Batam-Targetaktual.com] Insiden kebakaran kembali terjadi di kawasan galangan kapal PT ASL Shipyard, Batam. Sebuah kapal yang tengah sandar di area galangan tersebut dilaporkan dilalap api pada Minggu sore, 25 Januari 2026. Kobaran api disertai asap hitam pekat terlihat membumbung tinggi dari lokasi kejadian, memicu kepanikan pekerja dan menarik perhatian warga sekitar.
Hingga Minggu malam, penyebab kebakaran belum diketahui. Pihak perusahaan belum memberikan keterangan resmi terkait kronologi peristiwa maupun dampak kebakaran tersebut. Belum ada pula pernyataan dari instansi berwenang mengenai kemungkinan adanya korban jiwa atau luka-luka dalam insiden ini.
Sejumlah video yang merekam detik-detik kebakaran beredar luas di media sosial. Dalam rekaman tersebut, api tampak melahap bagian kapal yang berada di area galangan, sementara asap tebal menutup sebagian kawasan industri. Video-video itu dengan cepat menyebar di kalangan masyarakat Batam dan memicu gelombang pertanyaan publik terkait standar keselamatan kerja di galangan kapal tersebut.
Kebakaran kali ini menambah daftar panjang insiden serupa yang pernah terjadi di PT ASL Shipyard. Sejumlah kebakaran sebelumnya—baik pada kapal maupun fasilitas galangan—masih membekas di ingatan publik. Pola kejadian berulang ini memunculkan kekhawatiran tentang efektivitas sistem keselamatan kerja, pengawasan internal, serta kepatuhan terhadap standar keselamatan dan kesehatan kerja (K3) di lingkungan industri berat.
“Kalau sudah berulang, seharusnya ada evaluasi menyeluruh. Bukan hanya pemadaman, tapi pencegahan,” ujar seorang pekerja galangan di kawasan Batam yang enggan disebutkan namanya.
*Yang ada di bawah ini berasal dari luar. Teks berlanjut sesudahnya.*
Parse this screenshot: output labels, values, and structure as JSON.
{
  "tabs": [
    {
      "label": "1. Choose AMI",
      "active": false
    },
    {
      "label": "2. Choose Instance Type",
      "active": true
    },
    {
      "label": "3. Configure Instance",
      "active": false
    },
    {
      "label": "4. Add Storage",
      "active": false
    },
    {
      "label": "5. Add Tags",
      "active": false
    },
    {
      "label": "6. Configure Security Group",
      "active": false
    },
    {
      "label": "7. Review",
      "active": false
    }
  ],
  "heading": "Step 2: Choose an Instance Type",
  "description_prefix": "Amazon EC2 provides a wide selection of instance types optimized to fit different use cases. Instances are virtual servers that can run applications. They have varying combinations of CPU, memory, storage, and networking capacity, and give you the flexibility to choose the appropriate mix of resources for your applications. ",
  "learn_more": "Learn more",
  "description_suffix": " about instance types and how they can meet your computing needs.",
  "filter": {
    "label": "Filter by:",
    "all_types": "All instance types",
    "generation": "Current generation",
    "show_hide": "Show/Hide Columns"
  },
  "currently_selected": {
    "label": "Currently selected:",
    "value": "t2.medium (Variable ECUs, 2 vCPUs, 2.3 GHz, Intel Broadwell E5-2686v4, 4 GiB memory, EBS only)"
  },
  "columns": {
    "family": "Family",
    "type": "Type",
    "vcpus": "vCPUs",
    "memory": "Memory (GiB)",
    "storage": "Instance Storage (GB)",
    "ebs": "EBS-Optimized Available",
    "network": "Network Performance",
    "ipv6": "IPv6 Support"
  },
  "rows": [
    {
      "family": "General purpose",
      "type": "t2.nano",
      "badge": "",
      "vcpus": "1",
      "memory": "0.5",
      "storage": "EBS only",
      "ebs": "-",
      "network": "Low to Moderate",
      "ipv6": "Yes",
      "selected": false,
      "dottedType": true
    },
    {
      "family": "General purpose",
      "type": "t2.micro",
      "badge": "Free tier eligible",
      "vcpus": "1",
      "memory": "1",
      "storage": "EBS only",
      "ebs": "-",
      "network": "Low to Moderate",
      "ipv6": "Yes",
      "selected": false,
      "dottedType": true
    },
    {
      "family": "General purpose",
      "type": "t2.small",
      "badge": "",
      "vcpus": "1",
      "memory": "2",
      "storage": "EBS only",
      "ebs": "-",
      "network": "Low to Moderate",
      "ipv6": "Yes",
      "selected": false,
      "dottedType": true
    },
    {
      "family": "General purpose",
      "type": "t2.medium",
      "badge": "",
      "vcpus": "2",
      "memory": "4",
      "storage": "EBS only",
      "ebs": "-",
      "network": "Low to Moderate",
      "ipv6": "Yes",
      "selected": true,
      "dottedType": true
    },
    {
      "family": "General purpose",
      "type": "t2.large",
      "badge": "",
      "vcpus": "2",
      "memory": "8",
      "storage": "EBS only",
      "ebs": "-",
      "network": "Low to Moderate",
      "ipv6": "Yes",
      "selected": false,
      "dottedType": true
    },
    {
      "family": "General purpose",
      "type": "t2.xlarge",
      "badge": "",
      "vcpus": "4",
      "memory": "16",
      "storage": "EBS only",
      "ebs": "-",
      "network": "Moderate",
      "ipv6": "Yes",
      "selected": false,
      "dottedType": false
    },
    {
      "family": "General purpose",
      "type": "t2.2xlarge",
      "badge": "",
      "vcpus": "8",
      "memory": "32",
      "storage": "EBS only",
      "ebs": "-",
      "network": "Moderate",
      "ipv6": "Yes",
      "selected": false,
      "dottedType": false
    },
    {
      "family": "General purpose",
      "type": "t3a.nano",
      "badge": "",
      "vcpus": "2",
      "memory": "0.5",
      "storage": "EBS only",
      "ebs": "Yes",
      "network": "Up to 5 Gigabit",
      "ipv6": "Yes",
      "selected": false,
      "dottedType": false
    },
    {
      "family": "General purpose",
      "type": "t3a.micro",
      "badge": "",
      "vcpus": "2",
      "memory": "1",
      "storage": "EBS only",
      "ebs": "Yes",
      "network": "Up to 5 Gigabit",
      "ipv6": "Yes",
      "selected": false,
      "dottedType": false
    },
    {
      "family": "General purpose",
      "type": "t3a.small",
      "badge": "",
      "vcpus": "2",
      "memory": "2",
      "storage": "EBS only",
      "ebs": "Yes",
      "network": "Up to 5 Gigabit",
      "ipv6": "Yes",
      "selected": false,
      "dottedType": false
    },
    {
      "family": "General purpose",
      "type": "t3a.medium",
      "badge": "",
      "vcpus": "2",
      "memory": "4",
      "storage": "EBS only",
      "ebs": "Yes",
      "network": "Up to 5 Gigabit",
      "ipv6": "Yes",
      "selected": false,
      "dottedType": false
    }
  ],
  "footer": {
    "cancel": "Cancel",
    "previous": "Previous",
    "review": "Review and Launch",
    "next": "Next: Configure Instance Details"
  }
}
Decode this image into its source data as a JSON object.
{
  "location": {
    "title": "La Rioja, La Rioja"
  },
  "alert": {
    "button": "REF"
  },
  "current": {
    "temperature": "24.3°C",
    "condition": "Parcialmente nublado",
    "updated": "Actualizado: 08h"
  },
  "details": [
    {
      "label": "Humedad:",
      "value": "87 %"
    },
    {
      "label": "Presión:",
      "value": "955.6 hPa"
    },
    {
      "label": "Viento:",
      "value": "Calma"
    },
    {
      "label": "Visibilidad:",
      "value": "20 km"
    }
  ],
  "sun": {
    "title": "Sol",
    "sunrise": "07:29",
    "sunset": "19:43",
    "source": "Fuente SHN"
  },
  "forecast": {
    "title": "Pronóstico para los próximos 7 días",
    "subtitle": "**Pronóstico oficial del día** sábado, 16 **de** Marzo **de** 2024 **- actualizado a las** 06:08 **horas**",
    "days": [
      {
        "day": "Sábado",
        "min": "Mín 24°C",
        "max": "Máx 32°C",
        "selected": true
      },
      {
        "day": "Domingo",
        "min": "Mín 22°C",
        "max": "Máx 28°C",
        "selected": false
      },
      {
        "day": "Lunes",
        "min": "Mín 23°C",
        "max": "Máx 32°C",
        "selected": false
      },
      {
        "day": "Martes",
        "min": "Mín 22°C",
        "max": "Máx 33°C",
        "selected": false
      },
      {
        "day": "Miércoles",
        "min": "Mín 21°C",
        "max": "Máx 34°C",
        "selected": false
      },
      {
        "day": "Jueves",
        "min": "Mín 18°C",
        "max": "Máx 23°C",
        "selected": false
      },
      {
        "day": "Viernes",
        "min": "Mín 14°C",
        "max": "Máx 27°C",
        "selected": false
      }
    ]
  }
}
Hingga berita ini diturunkan, belum diketahui jenis kapal yang terbakar maupun aktivitas apa yang sedang dilakukan saat api mulai muncul—apakah pekerjaan pengelasan, perawatan mesin, atau aktivitas lain yang berisiko tinggi memicu kebakaran. Ketidakjelasan ini justru memperkuat sorotan publik terhadap transparansi penanganan insiden di kawasan industri strategis.
Pihak pemadam kebakaran dan aparat terkait dilaporkan turun ke lokasi untuk melakukan penanganan dan pengamanan area. Namun, belum ada rilis resmi mengenai status api, tingkat kerusakan kapal, maupun potensi dampak lingkungan akibat kebakaran tersebut.
Pengamat keselamatan industri menilai, insiden berulang di galangan kapal sekelas PT ASL Shipyard semestinya menjadi alarm serius bagi pemerintah daerah dan otoritas terkait. Galangan kapal merupakan area berisiko tinggi yang melibatkan bahan mudah terbakar, pekerjaan panas (hot work), serta aktivitas berat yang menuntut pengawasan ketat dan sistem mitigasi risiko berlapis.
Tanpa audit keselamatan independen dan penegakan aturan yang konsisten, kebakaran di kawasan galangan dikhawatirkan akan terus berulang—dengan potensi kerugian material besar dan ancaman nyata terhadap keselamatan pekerja.
Publik kini menunggu kejelasan dari manajemen PT ASL Shipyard, Dinas Pemadam Kebakaran, serta instansi terkait mengenai penyebab kebakaran, langkah mitigasi, dan jaminan bahwa insiden serupa tidak kembali terulang. Transparansi dan akuntabilitas menjadi kunci untuk memulihkan kepercayaan, sekaligus memastikan keselamatan ribuan pekerja yang bergantung pada industri galangan kapal di Batam.